Wednesday, 26 October 2011

The EU vote raises the same question that is never explicitly asked.

Why do Labour and the Lib Dems never vote against Europe?

This was largely the question posed to me by a friend when the discussion of exiting Europe came up. I have to be honest, I had to think. If the population of the UK wants to get out of Europe, which it does (why else would a government be so scared to hold a referendum?) surely it would be easy money for Labour or the Lib Dems to cash in on this by saying they would exist Europe.


Well, the reason begins with this; no one believes in independence anymore. Confused? Let me lay it out. Power is dictated by money, whoever has the most money, has the most influence and has the spare cash to spend on financing a nice shiney military. But even without guns money gives control (more on this a little later). To get money you need a good economy.

The US has a good economy, for example, because it has low tax, highly skilled workers and a huge home market. If you don't know what I mean by a home market take this example.

Your name is Bob, you like in the US, you make a product which brushes your teeth for you. You can now sell that to the whole US population of 300 million people at $5. You make $1.5 Bn.

Your name is Francois, you like in France, you make the same product. You can now sell it to the whole of France's 65 million people for $5 which makes you only $325million.

If you want to sell else where you need translation, you need to address the change in cultures their toothpaste tubes don't fit etc etc. This all causes expense and profit margins go down.

In short, if you live in a big country or area with the same rules and regulations and culture, you make more money.

This is why the US is so rich. Everyone speaks the same language, drive on the same size roads, has similar values and so on.

Great. Lesson one, done.

Lesson two I'm going to abridge to stop this getting too big. The more money a country has the more you can get other countries to do what you want. If they don't do as you ask, sell all your investments in their country and their economy goes down the pan, people lose jobs, the leader gets kicked out, and you start the process again.

So with this in mind the leaders of the UK know that if we go it alone, we're going to get screwed with by countries like the US. So we need to get along side someone equally as big. The two obvious options at the moment is the EU and the US. Frankly I'd rather get on side with Australian, New Zealand and Canada, but whatever.

This is where the explanation comes in for Labour's and the Lib Dem's behaviour. Everyone in Parliament knows we need to choose between the EU and US... how do they decide?

Ideology.

The United States is a free market, free speech, small government, morally Christian kinda place.

Europe/the EU is 'generally' is a protectionist, socialist, big government, morally secular kinda place.

Labour is protectionist, socialist, pro-big government and morally secular
Lib Dems are big government, morally secular
The Tories are for free speech, small government, free market, and half of them are morally Christian.

Get it?

Basically this is lifes play ground and we're having to choose who our friends are.

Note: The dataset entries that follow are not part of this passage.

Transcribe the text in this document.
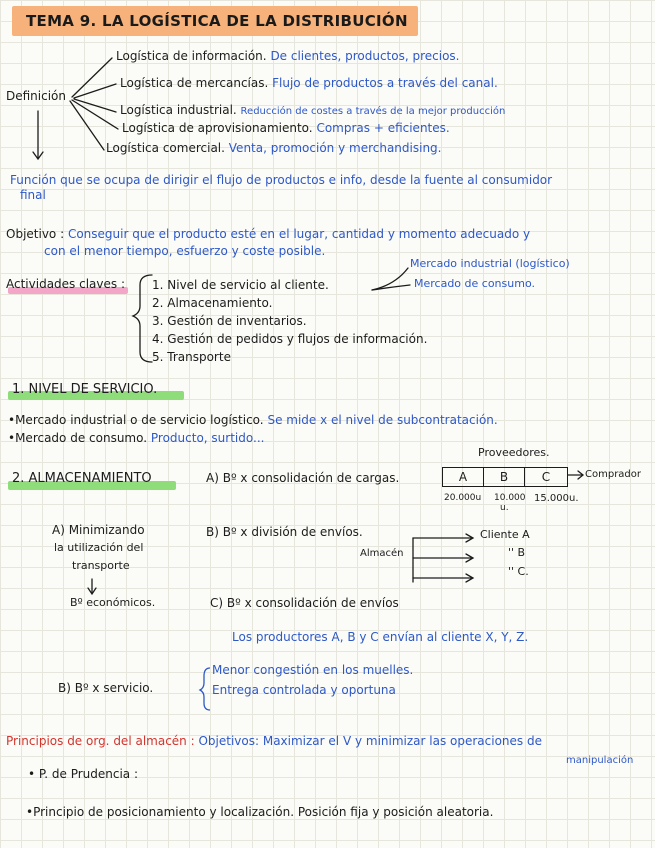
TEMA 9. LA LOGÍSTICA DE LA DISTRIBUCIÓN
Definición
Logística de información. De clientes, productos, precios.
Logística de mercancías. Flujo de productos a través del canal.
Logística industrial. Reducción de costes a través de la mejor producción
Logística de aprovisionamiento. Compras + eficientes.
Logística comercial. Venta, promoción y merchandising.
Función que se ocupa de dirigir el flujo de productos e info, desde la fuente al consumidor
final
Objetivo : Conseguir que el producto esté en el lugar, cantidad y momento adecuado y
con el menor tiempo, esfuerzo y coste posible.
Actividades claves : 1. Nivel de servicio al cliente.
2. Almacenamiento.
3. Gestión de inventarios.
4. Gestión de pedidos y flujos de información.
5. Transporte
Mercado industrial (logístico)
Mercado de consumo.
1. NIVEL DE SERVICIO.
•Mercado industrial o de servicio logístico. Se mide x el nivel de subcontratación.
•Mercado de consumo. Producto, surtido...
2. ALMACENAMIENTO	A) Bº x consolidación de cargas.
Proveedores.
A	B	C	Comprador
20.000u 10.000
u.
15.000u.
A) Minimizando
la utilización del
transporte
Bº económicos.
B) Bº x división de envíos.
Almacén
Cliente A
'' B
'' C.
C) Bº x consolidación de envíos
Los productores A, B y C envían al cliente X, Y, Z.
B) Bº x servicio.
Menor congestión en los muelles.
Entrega controlada y oportuna
Principios de org. del almacén : Objetivos: Maximizar el V y minimizar las operaciones de
manipulación
• P. de Prudencia :
•Principio de posicionamiento y localización. Posición fija y posición aleatoria.
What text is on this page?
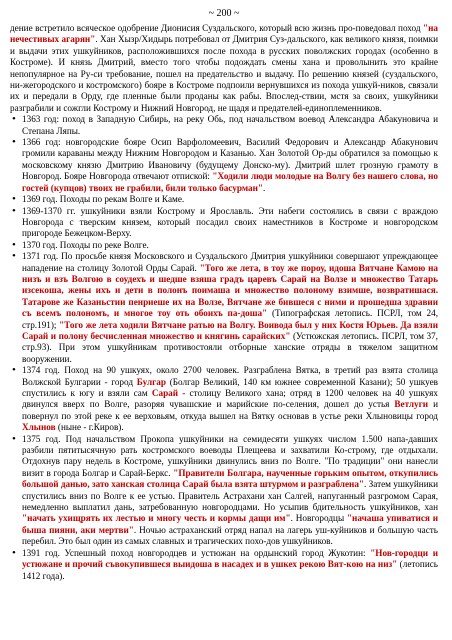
~ 200 ~

дение встретило всяческое одобрение Дионисия Суздальского, который всю жизнь про-поведовал поход "на нечестивых агарян". Хан Хызр/Хидырь потребовал от Дмитрия Суз-дальского, как великого князя, поимки и выдачи этих ушкуйников, расположившихся после похода в русских поволжских городах (особенно в Костроме). И князь Дмитрий, вместо того чтобы подождать смены хана и проволынить это крайне непопулярное на Ру-си требование, пошел на предательство и выдачу. По решению князей (суздальского, ни-жегородского и костромского) бояре в Костроме подпоили вернувшихся из похода ушкуй-ников, связали их и передали в Орду, где пленные были проданы как рабы. Впослед-ствии, мстя за своих, ушкуйники разграбили и сожгли Кострому и Нижний Новгород, не щадя и предателей-единоплеменников.

• 1363 год: поход в Западную Сибирь, на реку Обь, под начальством воевод Александра Абакуновича и Степана Ляпы.
• 1366 год: новгородские бояре Осип Варфоломеевич, Василий Федорович и Александр Абакунович громили караваны между Нижним Новгородом и Казанью. Хан Золотой Ор-ды обратился за помощью к московскому князю Дмитрию Ивановичу (будущему Донско-му). Дмитрий шлет грозную грамоту в Новгород. Бояре Новгорода отвечают отпиской: "Ходили люди молодые на Волгу без нашего слова, но гостей (купцов) твоих не грабили, били только басурман".
• 1369 год. Походы по рекам Волге и Каме.
• 1369-1370 гг. ушкуйники взяли Кострому и Ярославль. Эти набеги состоялись в связи с враждою Новгорода с тверским князем, который посадил своих наместников в Костроме и новгородском пригороде Бежецком-Верху.
• 1370 год. Походы по реке Волге.
• 1371 год. По просьбе князя Московского и Суздальского Дмитрия ушкуйники совершают упреждающее нападение на столицу Золотой Орды Сарай. "Того же лета, в тоу же пороу, идоша Вятчане Камою на низъ и взъ Волгою в соудехъ и шедше взяша градъ царевъ Сарай на Волзе и множество Татарь изсекоша, жены ихъ и дети в полонъ поимаша и множество полоному взимше, возвратишася. Татарове же Казаньстии пенриеше их на Волзе, Вятчане же бившеся с ними и прошедша здравии съ всемъ полономъ, и многое тоу оть обоихъ па-доша" (Типографская летопись. ПСРЛ, том 24, стр.191); "Того же лета ходили Вятчане ратью на Волгу. Воивода был у них Костя Юрьев. Да взяли Сарай и полону бесчисленная множество и княгинь сарайских" (Устюжская летопись. ПСРЛ, том 37, стр.93). При этом ушкуйникам противостояли отборные ханские отряды в тяжелом защитном вооружении.
• 1374 год. Поход на 90 ушкуях, около 2700 человек. Разграблена Вятка, в третий раз взята столица Волжской Булгарии - город Булгар (Болгар Великий, 140 км южнее современной Казани); 50 ушкуев спустились к югу и взяли сам Сарай - столицу Великого хана; отряд в 1200 человек на 40 ушкуях двинулся вверх по Волге, разоряя чувашские и марийские по-селения, дошел до устья Ветлуги и повернул по этой реке к ее верховьям, откуда вышел на Вятку основав в устье реки Хлыновицы город Хлынов (ныне - г.Киров).
• 1375 год. Под начальством Прокопа ушкуйники на семидесяти ушкуях числом 1.500 напа-давших разбили пятитысячную рать костромского воеводы Плещеева и захватили Ко-строму, где отдыхали. Отдохнув пару недель в Костроме, ушкуйники двинулись вниз по Волге. "По традиции" они нанесли визит в города Болгар и Сарай-Беркс. "Правители Болгара, наученные горьким опытом, откупились большой данью, зато ханская столица Сарай была взята штурмом и разграблена". Затем ушкуйники спустились вниз по Волге к ее устью. Правитель Астрахани хан Салгей, напуганный разгромом Сарая, немедленно выплатил дань, затребованную новгородцами. Но усыпив бдительность ушкуйников, хан "начать ухищрять их лестью и многу честь и кормы дащи им". Новгородцы "начаша упиватися и быша пияни, аки мертви". Ночью астраханский отряд напал на лагерь уш-куйников и большую часть перебил. Это был один из самых славных и трагических похо-дов ушкуйников.
• 1391 год. Успешный поход новгородцев и устюжан на ордынский город Жукотин: "Нов-городци и устюжане и прочий съвокупившеся выидоша в насадех и в ушкех рекою Вят-кою на низ" (летопись 1412 года).
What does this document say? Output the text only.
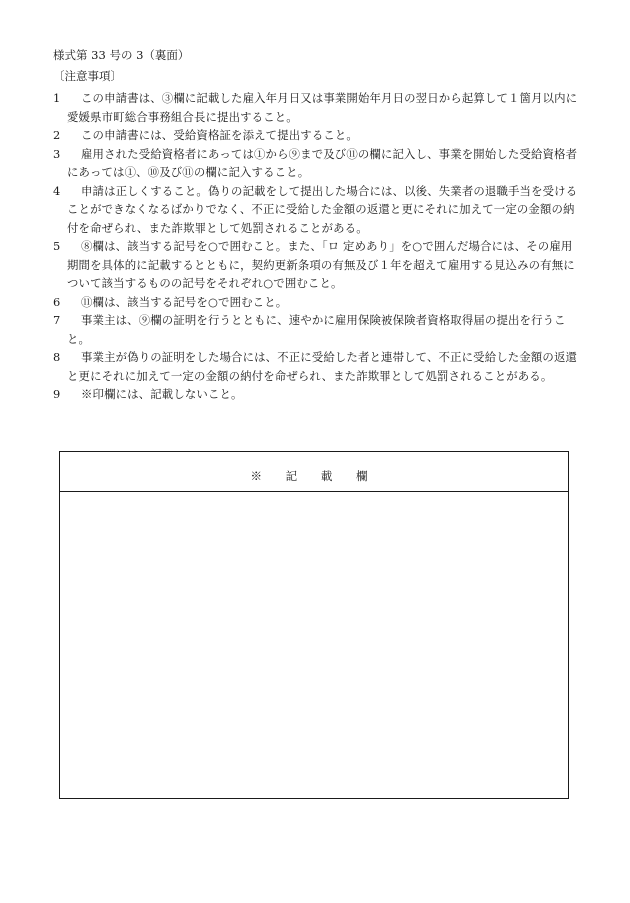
様式第 33 号の 3（裏面）
〔注意事項〕
1	この申請書は、③欄に記載した雇入年月日又は事業開始年月日の翌日から起算して１箇月以内に愛媛県市町総合事務組合長に提出すること。
2	この申請書には、受給資格証を添えて提出すること。
3	雇用された受給資格者にあっては①から⑨まで及び⑪の欄に記入し、事業を開始した受給資格者にあっては①、⑩及び⑪の欄に記入すること。
4	申請は正しくすること。偽りの記載をして提出した場合には、以後、失業者の退職手当を受けることができなくなるばかりでなく、不正に受給した金額の返還と更にそれに加えて一定の金額の納付を命ぜられ、また詐欺罪として処罰されることがある。
5	⑧欄は、該当する記号を○で囲むこと。また、「ロ 定めあり」を○で囲んだ場合には、その雇用期間を具体的に記載するとともに，契約更新条項の有無及び１年を超えて雇用する見込みの有無について該当するものの記号をそれぞれ○で囲むこと。
6	⑪欄は、該当する記号を○で囲むこと。
7	事業主は、⑨欄の証明を行うとともに、速やかに雇用保険被保険者資格取得届の提出を行うこと。
8	事業主が偽りの証明をした場合には、不正に受給した者と連帯して、不正に受給した金額の返還と更にそれに加えて一定の金額の納付を命ぜられ、また詐欺罪として処罰されることがある。
9	※印欄には、記載しないこと。
※ 記 載 欄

Each party is trying to pick the ones that are most like them. This is just an epic sized question of "do you hang around with the junkies, the nerds, the jocks or the Crispys?"

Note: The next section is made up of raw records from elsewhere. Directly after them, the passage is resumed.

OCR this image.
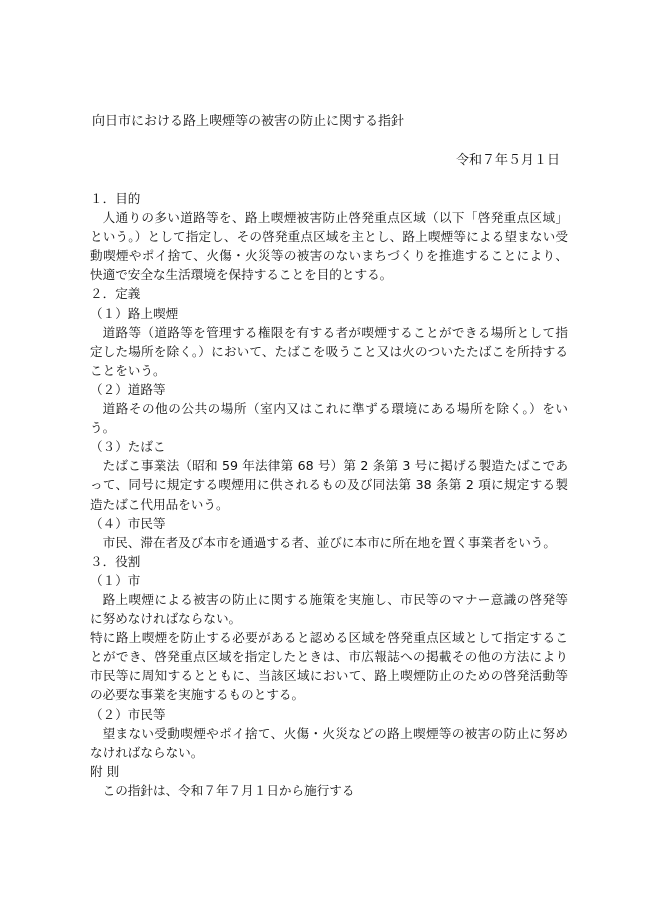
向日市における路上喫煙等の被害の防止に関する指針
令和７年５月１日

１．目的

人通りの多い道路等を、路上喫煙被害防止啓発重点区域（以下「啓発重点区域」という。）として指定し、その啓発重点区域を主とし、路上喫煙等による望まない受動喫煙やポイ捨て、火傷・火災等の被害のないまちづくりを推進することにより、快適で安全な生活環境を保持することを目的とする。

２．定義

（１）路上喫煙

道路等（道路等を管理する権限を有する者が喫煙することができる場所として指定した場所を除く。）において、たばこを吸うこと又は火のついたたばこを所持することをいう。

（２）道路等

道路その他の公共の場所（室内又はこれに準ずる環境にある場所を除く。）をいう。

（３）たばこ

たばこ事業法（昭和 59 年法律第 68 号）第 2 条第 3 号に掲げる製造たばこであって、同号に規定する喫煙用に供されるもの及び同法第 38 条第 2 項に規定する製造たばこ代用品をいう。

（４）市民等

市民、滞在者及び本市を通過する者、並びに本市に所在地を置く事業者をいう。

３．役割

（１）市

路上喫煙による被害の防止に関する施策を実施し、市民等のマナー意識の啓発等に努めなければならない。

特に路上喫煙を防止する必要があると認める区域を啓発重点区域として指定することができ、啓発重点区域を指定したときは、市広報誌への掲載その他の方法により市民等に周知するとともに、当該区域において、路上喫煙防止のための啓発活動等の必要な事業を実施するものとする。

（２）市民等

望まない受動喫煙やポイ捨て、火傷・火災などの路上喫煙等の被害の防止に努めなければならない。

附 則

この指針は、令和７年７月１日から施行する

You're not going to spend your life on your own, so it is time to choose some friends. But be careful who you choose, "Do not be deceived: “Evil company corrupts good habits.” or another proverb "The righteous should choose his friends carefully, For the way of the wicked leads them astray."

Now I'm not saying Europeans are evil or good or vis-a-versa. But you will become more like your friends, whomever they may be. Whether they are good or not.

So the next time you heard about a EU treaty and who has voted on it and how. Don't look at the small picture, whether the treaty has merit or not. Look at the bigger picture of the aims of the two parties, because I'm willing to bet that there is one group of people who will vote for it no matter what it says and others who will vote against, almost everytime.

That's because the question is not about that individual treaty really, rather it is about the country you want to live in in 30 years: a socialist leaning, protectionist, big government secular one, or a free market, small government (slightly more) Christian one.

That is the question for the EU vote, and that will ALWAYS be the question for each EU vote.